Personal information
- Full name: Sergei Nikolayevich Gorelov
- Date of birth: 29 April 1985 (age 39)
- Place of birth: Moscow, Russian SFSR
- Height: 1.86 m (6 ft 1 in)
- Position(s): Defender

Youth career
- 2001–2006: PFC CSKA Moscow

Senior career*
- Years: Team / Apps / (Gls)
- 2006–2009: PFC CSKA Moscow / 2 / (0)
- 2008: → FC Torpedo Moscow (loan) / 20 / (0)
- 2009: → FC Istra (loan) / 6 / (0)
- 2009: FC Dynamo St.
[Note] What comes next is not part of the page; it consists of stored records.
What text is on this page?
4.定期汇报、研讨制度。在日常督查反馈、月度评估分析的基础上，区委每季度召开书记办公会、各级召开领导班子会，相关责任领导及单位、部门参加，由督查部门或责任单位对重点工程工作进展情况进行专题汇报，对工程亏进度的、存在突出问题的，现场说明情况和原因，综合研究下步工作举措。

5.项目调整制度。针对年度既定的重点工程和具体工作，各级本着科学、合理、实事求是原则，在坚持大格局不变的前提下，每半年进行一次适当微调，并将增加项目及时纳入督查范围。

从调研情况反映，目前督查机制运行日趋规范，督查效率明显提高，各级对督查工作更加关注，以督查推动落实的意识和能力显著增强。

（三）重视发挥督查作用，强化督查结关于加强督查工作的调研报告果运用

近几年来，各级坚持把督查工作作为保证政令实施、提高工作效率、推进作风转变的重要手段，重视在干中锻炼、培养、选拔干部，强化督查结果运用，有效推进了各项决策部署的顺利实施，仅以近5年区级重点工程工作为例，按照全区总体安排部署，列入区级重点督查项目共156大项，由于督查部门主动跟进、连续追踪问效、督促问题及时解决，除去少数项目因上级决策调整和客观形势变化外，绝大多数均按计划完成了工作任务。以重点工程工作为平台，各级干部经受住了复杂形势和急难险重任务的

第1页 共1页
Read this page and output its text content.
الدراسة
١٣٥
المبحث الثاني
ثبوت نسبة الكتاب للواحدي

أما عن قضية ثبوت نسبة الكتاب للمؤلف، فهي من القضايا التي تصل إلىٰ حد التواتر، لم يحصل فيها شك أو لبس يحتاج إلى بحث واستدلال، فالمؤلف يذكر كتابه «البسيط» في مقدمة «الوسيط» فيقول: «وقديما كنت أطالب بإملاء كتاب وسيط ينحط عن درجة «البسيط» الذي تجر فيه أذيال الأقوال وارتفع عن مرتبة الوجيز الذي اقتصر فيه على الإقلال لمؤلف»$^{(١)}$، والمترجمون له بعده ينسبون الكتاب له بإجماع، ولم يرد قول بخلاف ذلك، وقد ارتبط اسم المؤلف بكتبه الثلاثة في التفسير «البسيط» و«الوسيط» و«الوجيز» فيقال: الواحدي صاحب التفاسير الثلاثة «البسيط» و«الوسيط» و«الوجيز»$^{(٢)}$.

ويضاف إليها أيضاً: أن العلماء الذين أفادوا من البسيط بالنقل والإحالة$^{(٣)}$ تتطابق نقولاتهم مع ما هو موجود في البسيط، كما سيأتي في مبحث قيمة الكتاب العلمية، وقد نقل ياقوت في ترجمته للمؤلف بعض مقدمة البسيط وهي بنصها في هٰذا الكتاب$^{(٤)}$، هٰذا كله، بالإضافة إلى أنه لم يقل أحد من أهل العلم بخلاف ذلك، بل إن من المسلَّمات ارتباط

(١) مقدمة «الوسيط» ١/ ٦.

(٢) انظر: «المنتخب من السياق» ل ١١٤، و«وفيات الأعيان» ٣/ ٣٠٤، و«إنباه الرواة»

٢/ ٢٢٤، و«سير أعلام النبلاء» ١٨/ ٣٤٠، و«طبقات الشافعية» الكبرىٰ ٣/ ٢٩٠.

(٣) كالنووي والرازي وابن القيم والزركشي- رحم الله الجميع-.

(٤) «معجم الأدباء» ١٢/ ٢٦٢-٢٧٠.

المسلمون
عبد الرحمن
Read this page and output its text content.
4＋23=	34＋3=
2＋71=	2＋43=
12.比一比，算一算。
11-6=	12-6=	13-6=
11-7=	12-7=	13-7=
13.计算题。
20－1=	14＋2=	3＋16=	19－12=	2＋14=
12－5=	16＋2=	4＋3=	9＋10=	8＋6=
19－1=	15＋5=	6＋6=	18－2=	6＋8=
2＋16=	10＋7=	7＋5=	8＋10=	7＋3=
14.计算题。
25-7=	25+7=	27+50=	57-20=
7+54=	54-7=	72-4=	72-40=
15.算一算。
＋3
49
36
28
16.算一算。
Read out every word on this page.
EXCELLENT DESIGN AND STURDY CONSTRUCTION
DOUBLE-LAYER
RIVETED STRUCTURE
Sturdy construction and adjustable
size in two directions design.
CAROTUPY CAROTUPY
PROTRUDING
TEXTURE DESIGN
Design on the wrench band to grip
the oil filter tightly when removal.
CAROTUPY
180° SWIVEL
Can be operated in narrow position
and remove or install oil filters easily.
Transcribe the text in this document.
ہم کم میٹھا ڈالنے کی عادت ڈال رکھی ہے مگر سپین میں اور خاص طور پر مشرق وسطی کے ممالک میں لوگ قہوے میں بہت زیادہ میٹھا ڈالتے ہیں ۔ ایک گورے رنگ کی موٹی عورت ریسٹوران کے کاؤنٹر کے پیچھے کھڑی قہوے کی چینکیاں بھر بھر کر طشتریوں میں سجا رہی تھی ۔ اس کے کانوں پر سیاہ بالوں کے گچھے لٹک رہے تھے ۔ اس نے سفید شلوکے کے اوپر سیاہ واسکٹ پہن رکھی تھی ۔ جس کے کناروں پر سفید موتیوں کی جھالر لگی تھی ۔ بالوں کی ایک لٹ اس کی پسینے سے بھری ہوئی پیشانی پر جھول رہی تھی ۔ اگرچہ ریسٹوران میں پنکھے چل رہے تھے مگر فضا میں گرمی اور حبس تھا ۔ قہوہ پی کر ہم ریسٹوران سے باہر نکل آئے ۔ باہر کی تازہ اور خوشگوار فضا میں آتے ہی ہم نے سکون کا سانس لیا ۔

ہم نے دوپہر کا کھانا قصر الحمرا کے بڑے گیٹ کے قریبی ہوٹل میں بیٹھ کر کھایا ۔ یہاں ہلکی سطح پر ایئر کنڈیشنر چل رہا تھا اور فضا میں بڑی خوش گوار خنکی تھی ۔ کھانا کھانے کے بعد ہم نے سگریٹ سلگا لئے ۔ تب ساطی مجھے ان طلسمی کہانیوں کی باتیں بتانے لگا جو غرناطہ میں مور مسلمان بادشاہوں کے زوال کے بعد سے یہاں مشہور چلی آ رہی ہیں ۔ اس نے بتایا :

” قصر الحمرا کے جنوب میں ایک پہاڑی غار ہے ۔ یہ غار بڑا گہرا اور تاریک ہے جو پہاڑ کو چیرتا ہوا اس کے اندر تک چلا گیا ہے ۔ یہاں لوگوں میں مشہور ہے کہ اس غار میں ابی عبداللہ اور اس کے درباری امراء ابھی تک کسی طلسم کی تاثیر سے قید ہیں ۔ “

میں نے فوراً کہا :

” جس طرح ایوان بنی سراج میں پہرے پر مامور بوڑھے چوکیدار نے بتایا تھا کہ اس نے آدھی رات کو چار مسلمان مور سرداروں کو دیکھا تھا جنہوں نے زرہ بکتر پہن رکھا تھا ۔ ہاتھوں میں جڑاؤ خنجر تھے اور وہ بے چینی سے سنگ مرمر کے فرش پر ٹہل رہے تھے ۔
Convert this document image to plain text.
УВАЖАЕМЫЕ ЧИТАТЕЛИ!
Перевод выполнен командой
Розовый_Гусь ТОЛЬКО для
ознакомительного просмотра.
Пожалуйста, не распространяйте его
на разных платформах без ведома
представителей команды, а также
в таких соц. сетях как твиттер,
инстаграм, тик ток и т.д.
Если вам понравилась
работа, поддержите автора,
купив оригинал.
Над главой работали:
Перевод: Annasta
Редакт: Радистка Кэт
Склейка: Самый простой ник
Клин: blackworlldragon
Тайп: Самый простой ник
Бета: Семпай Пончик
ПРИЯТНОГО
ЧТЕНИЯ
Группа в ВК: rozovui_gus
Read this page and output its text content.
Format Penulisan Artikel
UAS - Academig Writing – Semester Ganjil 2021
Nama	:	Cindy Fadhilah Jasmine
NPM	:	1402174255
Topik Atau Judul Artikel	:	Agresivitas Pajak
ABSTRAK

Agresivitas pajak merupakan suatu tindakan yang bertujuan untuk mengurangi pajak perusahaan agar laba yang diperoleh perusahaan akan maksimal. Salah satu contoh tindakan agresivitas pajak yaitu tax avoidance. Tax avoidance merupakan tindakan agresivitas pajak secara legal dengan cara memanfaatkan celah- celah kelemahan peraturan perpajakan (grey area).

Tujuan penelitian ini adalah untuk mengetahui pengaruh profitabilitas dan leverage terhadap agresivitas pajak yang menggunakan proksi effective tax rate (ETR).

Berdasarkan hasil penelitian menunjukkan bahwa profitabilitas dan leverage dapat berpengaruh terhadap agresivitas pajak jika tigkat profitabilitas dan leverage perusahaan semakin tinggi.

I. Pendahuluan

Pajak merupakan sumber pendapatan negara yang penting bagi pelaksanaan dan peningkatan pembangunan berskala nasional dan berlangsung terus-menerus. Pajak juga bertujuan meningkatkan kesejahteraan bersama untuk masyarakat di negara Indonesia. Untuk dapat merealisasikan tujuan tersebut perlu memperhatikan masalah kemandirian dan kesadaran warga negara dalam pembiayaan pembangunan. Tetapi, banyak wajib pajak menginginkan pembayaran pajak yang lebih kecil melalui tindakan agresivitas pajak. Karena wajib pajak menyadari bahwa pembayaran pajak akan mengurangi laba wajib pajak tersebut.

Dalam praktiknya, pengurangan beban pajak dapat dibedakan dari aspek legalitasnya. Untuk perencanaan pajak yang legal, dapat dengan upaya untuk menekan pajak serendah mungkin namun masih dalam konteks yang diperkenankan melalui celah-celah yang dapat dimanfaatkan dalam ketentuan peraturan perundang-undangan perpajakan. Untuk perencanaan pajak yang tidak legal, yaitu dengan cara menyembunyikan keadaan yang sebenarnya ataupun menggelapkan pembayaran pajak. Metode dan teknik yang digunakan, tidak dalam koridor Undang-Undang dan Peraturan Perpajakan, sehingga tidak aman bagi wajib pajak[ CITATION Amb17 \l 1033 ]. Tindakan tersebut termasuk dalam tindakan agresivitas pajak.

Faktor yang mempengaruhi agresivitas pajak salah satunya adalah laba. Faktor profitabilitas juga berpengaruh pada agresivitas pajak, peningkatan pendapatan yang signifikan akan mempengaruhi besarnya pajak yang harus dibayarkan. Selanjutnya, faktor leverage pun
Petersburg / 11 / (2)
- 2010: FC Volga Tver / 7 / (0)

International career
- 2007: Russia U21 / 1 / (0)

= Sergei Gorelov =

Russian footballer

Sergei Nikolayevich Gorelov (Серге́й Николаевич Горе́лов; born 29 April 1985) is a Russian former professional football player.

==Club career==
He made his debut in the Russian Premier League in 2007 for PFC CSKA Moscow.

==Honours==
- Russian Premier League bronze: 2007.
- Russian Cup winner: 2008 (played in the early stages of the 2007/08 tournament for CSKA).